Everything we've learned so far is an example of label-based indexing. But it turns out there's another system of position-based indexing that is also available. Let's compare the 4 approaches.

  • df[colname] returns the corresponding Series from the df.
    • df[[col1, col2, ...]] returns a new DataFrame containing the corresponding columns from the df.
  • df[boolean_series] returns a new DataFrame containing just the rows specified True in the boolean_series.
  • df.loc[index, columns] returns a single value, a Series, or a DataFrame for the label-based selection from the df.
  • df.iloc[rows, columns] returns a single value, a Series, or a DataFrame for the position-based selection from the df.
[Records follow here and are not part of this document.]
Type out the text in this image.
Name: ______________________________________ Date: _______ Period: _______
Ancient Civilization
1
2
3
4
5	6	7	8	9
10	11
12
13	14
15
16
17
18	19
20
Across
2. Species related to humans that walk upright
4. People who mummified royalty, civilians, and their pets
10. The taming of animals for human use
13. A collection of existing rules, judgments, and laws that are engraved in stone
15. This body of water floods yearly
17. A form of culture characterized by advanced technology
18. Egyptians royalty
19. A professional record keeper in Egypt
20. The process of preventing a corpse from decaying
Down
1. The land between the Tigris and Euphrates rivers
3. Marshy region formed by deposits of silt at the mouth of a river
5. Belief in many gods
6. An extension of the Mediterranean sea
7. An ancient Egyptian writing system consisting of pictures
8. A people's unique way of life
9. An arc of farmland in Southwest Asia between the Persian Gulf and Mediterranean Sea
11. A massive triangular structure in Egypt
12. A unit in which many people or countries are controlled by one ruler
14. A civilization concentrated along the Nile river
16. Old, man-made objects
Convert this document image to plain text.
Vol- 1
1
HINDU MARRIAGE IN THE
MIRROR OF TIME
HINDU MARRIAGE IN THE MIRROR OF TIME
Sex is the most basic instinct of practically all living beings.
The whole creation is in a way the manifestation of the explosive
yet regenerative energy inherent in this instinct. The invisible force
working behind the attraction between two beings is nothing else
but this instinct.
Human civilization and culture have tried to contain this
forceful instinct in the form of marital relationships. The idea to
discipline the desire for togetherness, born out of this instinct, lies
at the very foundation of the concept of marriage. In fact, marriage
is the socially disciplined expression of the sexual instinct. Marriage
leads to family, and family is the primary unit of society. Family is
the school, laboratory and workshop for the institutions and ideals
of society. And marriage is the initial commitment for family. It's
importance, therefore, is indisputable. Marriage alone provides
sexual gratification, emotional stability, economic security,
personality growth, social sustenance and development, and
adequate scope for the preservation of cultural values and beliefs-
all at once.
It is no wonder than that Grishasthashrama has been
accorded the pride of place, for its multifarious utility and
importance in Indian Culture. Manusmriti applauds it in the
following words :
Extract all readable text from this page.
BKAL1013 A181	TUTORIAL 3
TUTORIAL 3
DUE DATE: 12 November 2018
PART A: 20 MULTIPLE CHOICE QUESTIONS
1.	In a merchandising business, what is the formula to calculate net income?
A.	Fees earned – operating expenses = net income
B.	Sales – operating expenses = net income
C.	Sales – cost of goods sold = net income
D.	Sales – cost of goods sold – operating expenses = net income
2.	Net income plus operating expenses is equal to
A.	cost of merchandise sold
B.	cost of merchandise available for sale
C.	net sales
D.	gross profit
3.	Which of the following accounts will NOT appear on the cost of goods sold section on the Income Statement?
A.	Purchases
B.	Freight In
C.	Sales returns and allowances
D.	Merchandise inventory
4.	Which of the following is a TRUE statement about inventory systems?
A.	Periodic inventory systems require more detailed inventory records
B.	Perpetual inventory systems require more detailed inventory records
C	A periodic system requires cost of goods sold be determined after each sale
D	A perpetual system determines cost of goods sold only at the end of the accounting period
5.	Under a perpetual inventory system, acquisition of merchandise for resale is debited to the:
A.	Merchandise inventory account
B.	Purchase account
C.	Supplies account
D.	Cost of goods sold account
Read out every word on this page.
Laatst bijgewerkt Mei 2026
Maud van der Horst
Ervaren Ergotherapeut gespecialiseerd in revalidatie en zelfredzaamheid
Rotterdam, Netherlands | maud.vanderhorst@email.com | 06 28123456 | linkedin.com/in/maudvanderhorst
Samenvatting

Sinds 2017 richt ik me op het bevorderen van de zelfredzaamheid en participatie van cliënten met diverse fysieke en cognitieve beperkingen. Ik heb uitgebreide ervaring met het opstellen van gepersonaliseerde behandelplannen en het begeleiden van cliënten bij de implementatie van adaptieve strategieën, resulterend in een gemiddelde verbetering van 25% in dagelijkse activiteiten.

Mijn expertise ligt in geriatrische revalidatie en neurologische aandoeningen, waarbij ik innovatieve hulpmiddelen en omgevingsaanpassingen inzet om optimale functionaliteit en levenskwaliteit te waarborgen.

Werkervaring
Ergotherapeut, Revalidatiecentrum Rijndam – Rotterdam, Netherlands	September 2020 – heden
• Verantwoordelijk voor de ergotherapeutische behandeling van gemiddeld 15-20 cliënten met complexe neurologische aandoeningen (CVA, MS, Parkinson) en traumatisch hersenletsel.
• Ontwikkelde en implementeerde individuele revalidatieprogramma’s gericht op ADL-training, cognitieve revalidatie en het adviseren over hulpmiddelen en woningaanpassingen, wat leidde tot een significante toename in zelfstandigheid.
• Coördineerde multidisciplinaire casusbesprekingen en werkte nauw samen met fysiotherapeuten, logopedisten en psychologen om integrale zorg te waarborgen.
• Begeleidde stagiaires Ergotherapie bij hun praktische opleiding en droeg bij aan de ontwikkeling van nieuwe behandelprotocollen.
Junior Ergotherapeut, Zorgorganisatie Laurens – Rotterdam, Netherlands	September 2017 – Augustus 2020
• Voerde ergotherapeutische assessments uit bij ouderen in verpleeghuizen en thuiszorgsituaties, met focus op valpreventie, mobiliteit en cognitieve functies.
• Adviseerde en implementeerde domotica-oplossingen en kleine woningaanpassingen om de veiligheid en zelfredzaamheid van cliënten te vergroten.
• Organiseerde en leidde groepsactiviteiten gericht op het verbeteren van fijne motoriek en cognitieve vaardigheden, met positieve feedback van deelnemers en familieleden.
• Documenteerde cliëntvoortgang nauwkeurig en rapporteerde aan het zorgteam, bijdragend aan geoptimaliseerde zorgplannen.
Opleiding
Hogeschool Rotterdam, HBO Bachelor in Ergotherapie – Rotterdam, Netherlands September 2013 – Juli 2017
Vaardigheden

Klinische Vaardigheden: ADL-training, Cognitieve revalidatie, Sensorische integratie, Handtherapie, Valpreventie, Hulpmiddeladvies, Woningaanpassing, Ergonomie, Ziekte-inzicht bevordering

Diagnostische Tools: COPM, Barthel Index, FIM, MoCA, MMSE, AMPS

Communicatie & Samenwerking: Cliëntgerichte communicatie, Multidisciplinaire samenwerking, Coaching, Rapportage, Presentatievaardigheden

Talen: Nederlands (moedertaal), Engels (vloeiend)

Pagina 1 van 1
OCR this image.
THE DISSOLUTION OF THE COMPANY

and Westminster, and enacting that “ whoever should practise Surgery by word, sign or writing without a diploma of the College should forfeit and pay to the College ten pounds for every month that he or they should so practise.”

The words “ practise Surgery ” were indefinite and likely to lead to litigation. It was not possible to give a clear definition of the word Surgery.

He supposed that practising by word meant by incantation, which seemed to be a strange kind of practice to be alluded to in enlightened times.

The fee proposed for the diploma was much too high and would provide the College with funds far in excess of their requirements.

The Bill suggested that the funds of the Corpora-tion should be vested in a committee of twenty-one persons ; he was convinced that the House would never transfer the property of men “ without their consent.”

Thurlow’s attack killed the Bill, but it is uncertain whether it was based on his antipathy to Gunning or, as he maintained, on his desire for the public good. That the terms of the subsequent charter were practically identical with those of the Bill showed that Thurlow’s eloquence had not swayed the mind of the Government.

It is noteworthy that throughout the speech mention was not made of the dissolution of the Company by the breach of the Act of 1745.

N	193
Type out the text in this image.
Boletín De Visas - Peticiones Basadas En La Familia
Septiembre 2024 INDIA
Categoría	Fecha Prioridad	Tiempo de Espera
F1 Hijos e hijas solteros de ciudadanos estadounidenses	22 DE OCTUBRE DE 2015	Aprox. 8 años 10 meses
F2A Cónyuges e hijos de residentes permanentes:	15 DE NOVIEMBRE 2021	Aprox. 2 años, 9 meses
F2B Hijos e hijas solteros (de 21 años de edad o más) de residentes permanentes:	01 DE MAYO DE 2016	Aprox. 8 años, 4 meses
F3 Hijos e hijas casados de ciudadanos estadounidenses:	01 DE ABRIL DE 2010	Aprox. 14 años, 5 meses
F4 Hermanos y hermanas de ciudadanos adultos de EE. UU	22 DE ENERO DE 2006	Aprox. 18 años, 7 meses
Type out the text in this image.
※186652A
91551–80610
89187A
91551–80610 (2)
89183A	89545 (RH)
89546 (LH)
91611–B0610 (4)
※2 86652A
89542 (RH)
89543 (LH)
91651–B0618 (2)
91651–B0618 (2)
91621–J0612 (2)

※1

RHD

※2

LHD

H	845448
Label-based indexing uses the bolded column and row indexers. Position-based indexing uses purely integer-based indexing. Slicing by position excludes the endpoint, just like slicing a Python list. Position-based indexing is most useful when you have a position-based query that can't be easily specified using only label-based indexing. For example, we might know that we want to select just the rightmost two columns from a dataframe without knowing the column names.

In [ ]:
emissions.iloc[:, -2:]

We generally won't use position-based selections in this course, but you may run into code that uses them elsewhere.